Der größte Feind des deutschen Mode-Shoppers ist scheinbar die Zeit. 62 Prozent der Befragten verlieren bei zu langen Warteschlangen vor Umkleiden die Geduld. Auch wenn dieses Problem für den Handel marginal klingen mag, beeinflusst es das Einkaufsverhalten und die Kaufentscheidungen der Verbraucher ganz wesentlich. Mehr als jeder Zweite (55 Prozent) gab an, Kleidung eigentlich am liebsten in einem Laden anprobieren zu wollen, ihm dafür aber leider oft die Zeit fehle.

Der zweite große Abschrecker hinsichtlich des Gebrauchs von Umkleidekabinen ist der oftmals fehlende Wohlfühlfaktor. So würden viele Shopper um die Umkleidekabinen einen Bogen machen, wenn diese zu klein (32 Prozent) oder zu unordentlich (23 Prozent) seien.

Anprobe übers Smartphone – veränderte Kundenwünsche eröffnen neue Absatzmöglichkeiten

Da das Anprobe-Szenario im Laden viele Shopper frustriert, sehnt sich fast jeder dritte Deutsche mittlerweile nach virtuellen Alternativen.  31 Prozent der Befragten würden so die gewünschte Kleidung am liebsten online in einer virtuellen Umkleide anprobieren, weil das für sie entweder die schnellste Lösung wäre oder sie so verschiedene Kleidungsstücke testen könnten, ohne sie vorher mühsam im Laden zusammensuchen zu müssen. Überraschend: sogar mehr Frauen (36 Prozent) als Männer (25 Prozent) würden diese Art des effizienten Anprobierens bevorzugen.

Die Umfrage zeigt auch, dass virtuelle Umkleidelösungen auf Mobilgeräten wie Smartphones und Tablets weitere Absatzmöglichkeiten für Online-Händler erschließen könnten – vor allem bei der jüngeren Bevölkerungsgruppe.  37 Prozent der 18-34-Jährigen sagen, dass ihnen eine virtuelle Umkleidelösung vom mobilen Endgerät aus die Kaufentscheidung erleichtern würde, da sie so spontan verschiedene Looks und Kombinationsmöglichkeiten für ein Kleidungsstück ausprobieren könnten.  41 Prozent der 18-34-Jährigen würden eine mobile Lösung sogar dann von ihrem Smartphone oder Tablet aus nutzen,  wenn sie in einem Laden etwas gefunden hätten und dann die Schlange an der Umkleidekabine zu lang wäre.

Online-Shopping: Aus Wunschdenken Ernst machen

Michael Zinsmeister, DACH Sales Director von Fits.me, fasst zusammen: „Die Idee des Anprobierens ist nach wie vor sehr beliebt, die Vorteile liegen ja auch klar auf der Hand.
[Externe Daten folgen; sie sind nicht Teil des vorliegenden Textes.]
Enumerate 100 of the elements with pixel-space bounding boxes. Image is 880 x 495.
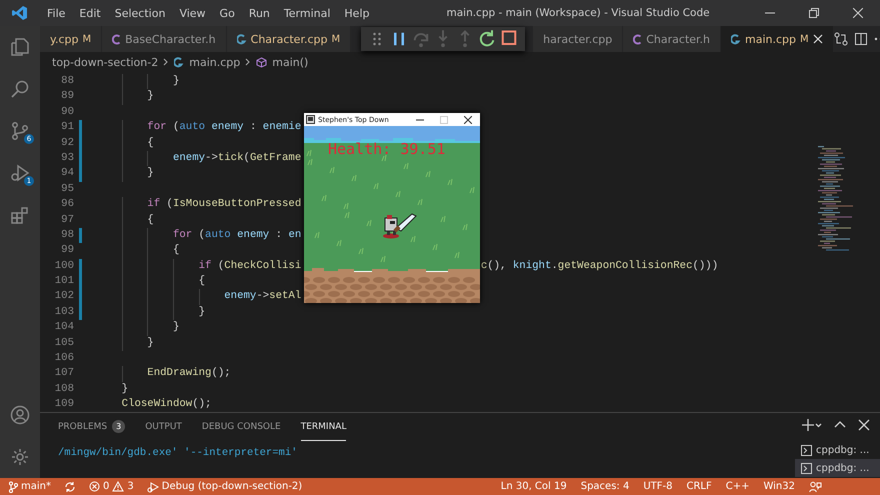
code-line: }	[172, 320, 180, 336]
debug-icon	[146, 480, 159, 492]
menu-item[interactable]: Go	[212, 6, 242, 20]
code-line: if (CheckCollisi	[198, 258, 302, 274]
code-line: {	[146, 212, 154, 228]
header-file-icon	[633, 34, 642, 44]
line-number: 109	[54, 397, 74, 412]
search-icon[interactable]	[10, 79, 30, 99]
panel-tab[interactable]: TERMINAL	[300, 413, 346, 441]
code-line: enemy->tick(GetFrame	[172, 150, 302, 166]
terminal-instance[interactable]: cppdbg: ...	[795, 459, 880, 477]
editor-tab[interactable]: Character.h	[623, 26, 722, 52]
sync-icon[interactable]	[64, 480, 76, 492]
files-icon[interactable]	[10, 37, 30, 57]
code-line: }	[146, 336, 154, 351]
debug-config[interactable]: Debug (top-down-section-2)	[146, 480, 302, 492]
line-number: 88	[60, 74, 74, 89]
status-item[interactable]: Spaces: 4	[580, 481, 630, 492]
code-line: EndDrawing();	[146, 366, 231, 382]
line-number: 98	[60, 228, 74, 243]
status-item[interactable]: CRLF	[686, 481, 712, 492]
add-terminal-icon[interactable]	[802, 419, 822, 431]
source-control-icon[interactable]	[10, 121, 30, 141]
line-number: 101	[54, 274, 74, 290]
breadcrumb-folder[interactable]: top-down-section-2	[52, 56, 158, 68]
chevron-icon	[245, 58, 252, 66]
terminal-icon	[801, 444, 812, 456]
line-number: 90	[60, 104, 74, 120]
compare-changes-icon[interactable]	[834, 32, 848, 46]
tab-label: BaseCharacter.h	[125, 32, 216, 46]
line-number: 102	[54, 289, 74, 304]
app-logo	[12, 5, 28, 21]
problems-indicator[interactable]: 0 3	[89, 481, 134, 492]
code-line: {	[146, 136, 154, 151]
line-number: 103	[54, 304, 74, 320]
branch-icon	[8, 480, 18, 492]
menu-item[interactable]: Terminal	[276, 6, 338, 20]
feedback-icon[interactable]	[809, 480, 822, 492]
line-number: 108	[54, 382, 74, 397]
editor-tab[interactable]: BaseCharacter.h	[102, 26, 227, 52]
status-item[interactable]: Win32	[763, 481, 795, 492]
menu-item[interactable]: Selection	[108, 6, 172, 20]
cpp-file-icon	[174, 56, 184, 68]
menu-item[interactable]: Edit	[72, 6, 108, 20]
code-line: for (auto enemy : en	[172, 228, 302, 243]
close-panel-icon[interactable]	[858, 419, 870, 431]
line-number: 94	[60, 166, 74, 182]
line-number: 106	[54, 351, 74, 366]
code-line: if (IsMouseButtonPressed	[146, 197, 302, 212]
editor-tab[interactable]: y.cpp M	[40, 26, 102, 52]
panel-tab[interactable]: OUTPUT	[145, 413, 182, 441]
close-icon[interactable]	[812, 34, 823, 44]
terminal-icon	[801, 462, 812, 474]
line-number: 89	[60, 89, 74, 104]
code-line: }	[172, 74, 180, 89]
account-icon[interactable]	[10, 405, 30, 425]
line-number: 93	[60, 150, 74, 166]
line-number: 92	[60, 136, 74, 151]
editor-tab[interactable]: haracter.cpp	[533, 26, 624, 52]
warning-icon	[112, 481, 124, 492]
menu-item[interactable]: View	[172, 6, 213, 20]
close-icon	[464, 116, 472, 124]
status-item[interactable]: UTF-8	[643, 481, 672, 492]
editor-tab[interactable]: Character.cpp M	[226, 26, 352, 52]
restore-icon	[809, 8, 819, 18]
terminal-instance[interactable]: cppdbg: ...	[795, 441, 880, 459]
menu-item[interactable]: File	[40, 6, 72, 20]
panel-tab[interactable]: DEBUG CONSOLE	[202, 413, 281, 441]
cpp-file-icon	[731, 34, 742, 44]
code-line: c(), knight.getWeaponCollisionRec()))	[480, 258, 718, 274]
run-debug-icon[interactable]	[10, 163, 30, 183]
editor-tab[interactable]: main.cpp M	[721, 26, 834, 52]
line-number: 104	[54, 320, 74, 336]
code-line: CloseWindow();	[120, 397, 212, 412]
code-line: }	[120, 382, 128, 397]
line-number: 99	[60, 243, 74, 258]
settings-icon[interactable]	[10, 447, 30, 467]
menu-item[interactable]: Run	[242, 6, 277, 20]
extensions-icon[interactable]	[10, 205, 30, 225]
code-line: {	[172, 243, 180, 258]
modified-label: M	[331, 34, 340, 44]
breadcrumb-symbol[interactable]: main()	[272, 56, 308, 68]
modified-label: M	[82, 34, 92, 44]
status-item[interactable]: Ln 30, Col 19	[500, 481, 567, 492]
code-line: {	[198, 274, 206, 290]
tab-label: Character.cpp	[250, 32, 328, 46]
code-line: for (auto enemy : enemie	[146, 120, 302, 136]
line-number: 107	[54, 366, 74, 382]
tab-label: Character.h	[646, 32, 710, 46]
cpp-file-icon	[236, 34, 247, 44]
menu-item[interactable]: Help	[337, 6, 376, 20]
breadcrumb-file[interactable]: main.cpp	[189, 56, 240, 68]
split-editor-icon[interactable]	[854, 32, 868, 46]
app-icon	[306, 115, 315, 124]
branch-indicator[interactable]: main*	[8, 480, 51, 492]
cube-icon	[256, 56, 268, 68]
tab-label: y.cpp	[50, 32, 78, 46]
panel-tab[interactable]: PROBLEMS 3	[58, 413, 126, 441]
terminal-output: /mingw/bin/gdb.exe' '--interpreter=mi'	[58, 447, 298, 459]
status-item[interactable]: C++	[726, 481, 750, 492]
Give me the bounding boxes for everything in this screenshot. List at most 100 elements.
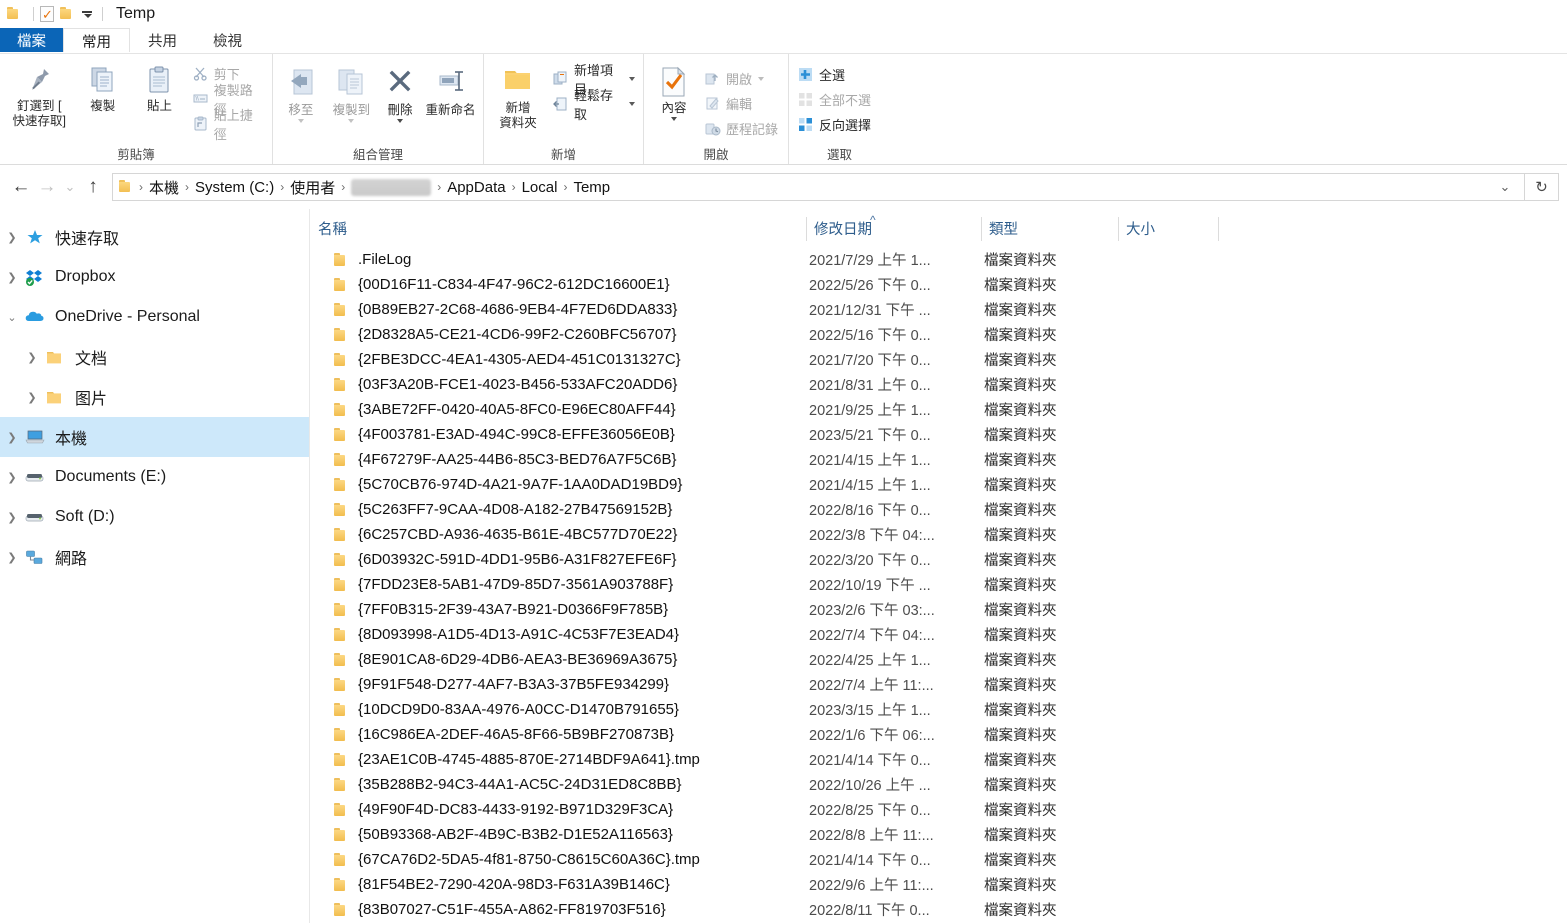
- table-row[interactable]: {03F3A20B-FCE1-4023-B456-533AFC20ADD6}20…: [310, 372, 1567, 397]
- folder-icon[interactable]: [7, 6, 23, 22]
- edit-button[interactable]: 編輯: [700, 91, 782, 116]
- table-row[interactable]: {5C263FF7-9CAA-4D08-A182-27B47569152B}20…: [310, 497, 1567, 522]
- chevron-down-icon[interactable]: [758, 77, 764, 81]
- delete-button[interactable]: 刪除: [378, 62, 422, 123]
- new-folder-button[interactable]: 新增 資料夾: [488, 60, 548, 131]
- table-row[interactable]: {81F54BE2-7290-420A-98D3-F631A39B146C}20…: [310, 872, 1567, 897]
- cell-name[interactable]: {10DCD9D0-83AA-4976-A0CC-D1470B791655}: [310, 701, 806, 718]
- cell-name[interactable]: {49F90F4D-DC83-4433-9192-B971D329F3CA}: [310, 801, 806, 818]
- table-row[interactable]: {4F67279F-AA25-44B6-85C3-BED76A7F5C6B}20…: [310, 447, 1567, 472]
- move-to-button[interactable]: 移至: [277, 62, 325, 123]
- breadcrumb-item-appdata[interactable]: AppData: [443, 179, 509, 196]
- copy-button[interactable]: 複製: [74, 58, 131, 114]
- pin-to-quick-access-button[interactable]: 釘選到 [ 快速存取]: [4, 58, 74, 129]
- cell-name[interactable]: {8E901CA8-6D29-4DB6-AEA3-BE36969A3675}: [310, 651, 806, 668]
- sidebar-item-onedrive-personal[interactable]: ⌄ OneDrive - Personal: [0, 297, 309, 337]
- customize-dropdown-icon[interactable]: [80, 6, 94, 22]
- chevron-right-icon[interactable]: ❯: [0, 551, 24, 564]
- cell-name[interactable]: {83B07027-C51F-455A-A862-FF819703F516}: [310, 901, 806, 918]
- cell-name[interactable]: {2D8328A5-CE21-4CD6-99F2-C260BFC56707}: [310, 326, 806, 343]
- cell-name[interactable]: {4F67279F-AA25-44B6-85C3-BED76A7F5C6B}: [310, 451, 806, 468]
- table-row[interactable]: {8E901CA8-6D29-4DB6-AEA3-BE36969A3675}20…: [310, 647, 1567, 672]
- chevron-right-icon[interactable]: ❯: [0, 431, 24, 444]
- select-none-button[interactable]: 全部不選: [793, 87, 875, 112]
- refresh-button[interactable]: ↻: [1525, 173, 1559, 201]
- cell-name[interactable]: {50B93368-AB2F-4B9C-B3B2-D1E52A116563}: [310, 826, 806, 843]
- chevron-down-icon[interactable]: [629, 77, 635, 81]
- table-row[interactable]: {10DCD9D0-83AA-4976-A0CC-D1470B791655}20…: [310, 697, 1567, 722]
- cell-name[interactable]: {81F54BE2-7290-420A-98D3-F631A39B146C}: [310, 876, 806, 893]
- invert-selection-button[interactable]: 反向選擇: [793, 112, 875, 137]
- table-row[interactable]: {9F91F548-D277-4AF7-B3A3-37B5FE934299}20…: [310, 672, 1567, 697]
- table-row[interactable]: {8D093998-A1D5-4D13-A91C-4C53F7E3EAD4}20…: [310, 622, 1567, 647]
- chevron-right-icon[interactable]: ❯: [0, 471, 24, 484]
- cell-name[interactable]: {3ABE72FF-0420-40A5-8FC0-E96EC80AFF44}: [310, 401, 806, 418]
- tab-file[interactable]: 檔案: [0, 28, 63, 53]
- table-row[interactable]: {83B07027-C51F-455A-A862-FF819703F516}20…: [310, 897, 1567, 922]
- cell-name[interactable]: {35B288B2-94C3-44A1-AC5C-24D31ED8C8BB}: [310, 776, 806, 793]
- rename-button[interactable]: 重新命名: [422, 62, 479, 118]
- chevron-right-icon[interactable]: ❯: [0, 511, 24, 524]
- breadcrumb-item-system-c[interactable]: System (C:): [191, 179, 278, 196]
- table-row[interactable]: .FileLog2021/7/29 上午 1...檔案資料夾: [310, 247, 1567, 272]
- cell-name[interactable]: {6D03932C-591D-4DD1-95B6-A31F827EFE6F}: [310, 551, 806, 568]
- table-row[interactable]: {67CA76D2-5DA5-4f81-8750-C8615C60A36C}.t…: [310, 847, 1567, 872]
- properties-icon[interactable]: ✓: [40, 6, 56, 22]
- sidebar-item-dropbox[interactable]: ❯ Dropbox: [0, 257, 309, 297]
- recent-locations-button[interactable]: ⌄: [60, 174, 80, 200]
- cell-name[interactable]: {5C263FF7-9CAA-4D08-A182-27B47569152B}: [310, 501, 806, 518]
- cell-name[interactable]: {03F3A20B-FCE1-4023-B456-533AFC20ADD6}: [310, 376, 806, 393]
- new-folder-icon[interactable]: [60, 6, 76, 22]
- cell-name[interactable]: {00D16F11-C834-4F47-96C2-612DC16600E1}: [310, 276, 806, 293]
- table-row[interactable]: {4F003781-E3AD-494C-99C8-EFFE36056E0B}20…: [310, 422, 1567, 447]
- table-row[interactable]: {2FBE3DCC-4EA1-4305-AED4-451C0131327C}20…: [310, 347, 1567, 372]
- up-button[interactable]: ↑: [80, 174, 106, 200]
- cell-name[interactable]: {7FF0B315-2F39-43A7-B921-D0366F9F785B}: [310, 601, 806, 618]
- open-button[interactable]: 開啟: [700, 66, 782, 91]
- breadcrumb-item-local[interactable]: Local: [518, 179, 562, 196]
- forward-button[interactable]: →: [34, 174, 60, 200]
- properties-button[interactable]: 內容: [648, 60, 700, 121]
- history-button[interactable]: 歷程記錄: [700, 116, 782, 141]
- column-header-size[interactable]: 大小: [1118, 217, 1218, 247]
- paste-shortcut-button[interactable]: 貼上捷徑: [188, 111, 268, 136]
- cell-name[interactable]: {6C257CBD-A936-4635-B61E-4BC577D70E22}: [310, 526, 806, 543]
- table-row[interactable]: {00D16F11-C834-4F47-96C2-612DC16600E1}20…: [310, 272, 1567, 297]
- sidebar-item-documents-cn[interactable]: ❯ 文档: [0, 337, 309, 377]
- breadcrumb-item-this-pc[interactable]: 本機: [145, 177, 183, 198]
- select-all-button[interactable]: 全選: [793, 62, 875, 87]
- cell-name[interactable]: {7FDD23E8-5AB1-47D9-85D7-3561A903788F}: [310, 576, 806, 593]
- breadcrumb-item-temp[interactable]: Temp: [569, 179, 614, 196]
- table-row[interactable]: {16C986EA-2DEF-46A5-8F66-5B9BF270873B}20…: [310, 722, 1567, 747]
- breadcrumb-item-username-redacted[interactable]: [351, 179, 431, 196]
- chevron-down-icon[interactable]: ⌄: [0, 311, 24, 324]
- back-button[interactable]: ←: [8, 174, 34, 200]
- chevron-down-icon[interactable]: [397, 119, 403, 123]
- cell-name[interactable]: .FileLog: [310, 251, 806, 268]
- cell-name[interactable]: {9F91F548-D277-4AF7-B3A3-37B5FE934299}: [310, 676, 806, 693]
- chevron-right-icon[interactable]: ❯: [20, 391, 44, 404]
- table-row[interactable]: {5C70CB76-974D-4A21-9A7F-1AA0DAD19BD9}20…: [310, 472, 1567, 497]
- table-row[interactable]: {23AE1C0B-4745-4885-870E-2714BDF9A641}.t…: [310, 747, 1567, 772]
- chevron-right-icon[interactable]: ❯: [0, 231, 24, 244]
- sidebar-item-network[interactable]: ❯ 網路: [0, 537, 309, 577]
- table-row[interactable]: {0B89EB27-2C68-4686-9EB4-4F7ED6DDA833}20…: [310, 297, 1567, 322]
- table-row[interactable]: {50B93368-AB2F-4B9C-B3B2-D1E52A116563}20…: [310, 822, 1567, 847]
- column-header-name[interactable]: 名稱: [310, 217, 806, 247]
- table-row[interactable]: {6C257CBD-A936-4635-B61E-4BC577D70E22}20…: [310, 522, 1567, 547]
- column-header-type[interactable]: 類型: [981, 217, 1118, 247]
- cell-name[interactable]: {5C70CB76-974D-4A21-9A7F-1AA0DAD19BD9}: [310, 476, 806, 493]
- chevron-right-icon[interactable]: ❯: [0, 271, 24, 284]
- chevron-down-icon[interactable]: [298, 119, 304, 123]
- table-row[interactable]: {7FF0B315-2F39-43A7-B921-D0366F9F785B}20…: [310, 597, 1567, 622]
- table-row[interactable]: {6D03932C-591D-4DD1-95B6-A31F827EFE6F}20…: [310, 547, 1567, 572]
- sidebar-item-pictures-cn[interactable]: ❯ 图片: [0, 377, 309, 417]
- cell-name[interactable]: {23AE1C0B-4745-4885-870E-2714BDF9A641}.t…: [310, 751, 806, 768]
- cell-name[interactable]: {8D093998-A1D5-4D13-A91C-4C53F7E3EAD4}: [310, 626, 806, 643]
- paste-button[interactable]: 貼上: [131, 58, 188, 114]
- tab-home[interactable]: 常用: [63, 28, 130, 53]
- table-row[interactable]: {49F90F4D-DC83-4433-9192-B971D329F3CA}20…: [310, 797, 1567, 822]
- breadcrumb-item-users[interactable]: 使用者: [286, 177, 339, 198]
- cell-name[interactable]: {4F003781-E3AD-494C-99C8-EFFE36056E0B}: [310, 426, 806, 443]
- chevron-down-icon[interactable]: [629, 102, 635, 106]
In der Realität aber – und dass zeigt die Umfrage deutlich – hat das ganze Thema „Umkleidekabine“ bei deutschen Verbrauchern drastisch an Glanz verloren. Egal ob das nun am Zeitmangel, an Verhaltensänderungen oder an dem deutschen Ordnungssinn liegt: das Anprobe-Erlebnis im Kaufhaus lockt niemanden mehr wirklich hinter dem Ofen hervor – was sich dann auch auf die Kaufentscheidungen auswirkt.“

„Sowohl Verbraucher als auch Online-Händler profitieren enorm von virtuellen Umkleiden. Die Kunden können sich sicher sein, dass sie eine fundierte Kaufentscheidung treffen. Die Händler wiederum werden sich über höhere Konversionsraten freuen. Gleichzeitig werden sie weniger Rücksendungen von unzufriedenen Kunden zu bearbeiten haben“, so Michael Zinsmeister weiter. „Unsere Umfrage zeigt übrigens auch, dass viele Verbraucher aus der Altersgruppe 55+ den Prozess des Kleidunganprobierens generell nicht mögen. Wenn man sich die Größe einer durchschnittlichen Umkleidekabine vorstellt, kann man sich vorstellen, dass dies im Alter tatsächlich unkomfortabler wird. Online-Händler können auch hieraus Kapital schlagen. Mithilfe der richtigen Technologien könnten sie Kunden aus dieser Altersgruppe auf ihre Seite ziehen – und damit laut eines Berichts von PricewaterhouseCoopers die zweitkaufkräftigste Verbrauchergruppe Deutschlands werben.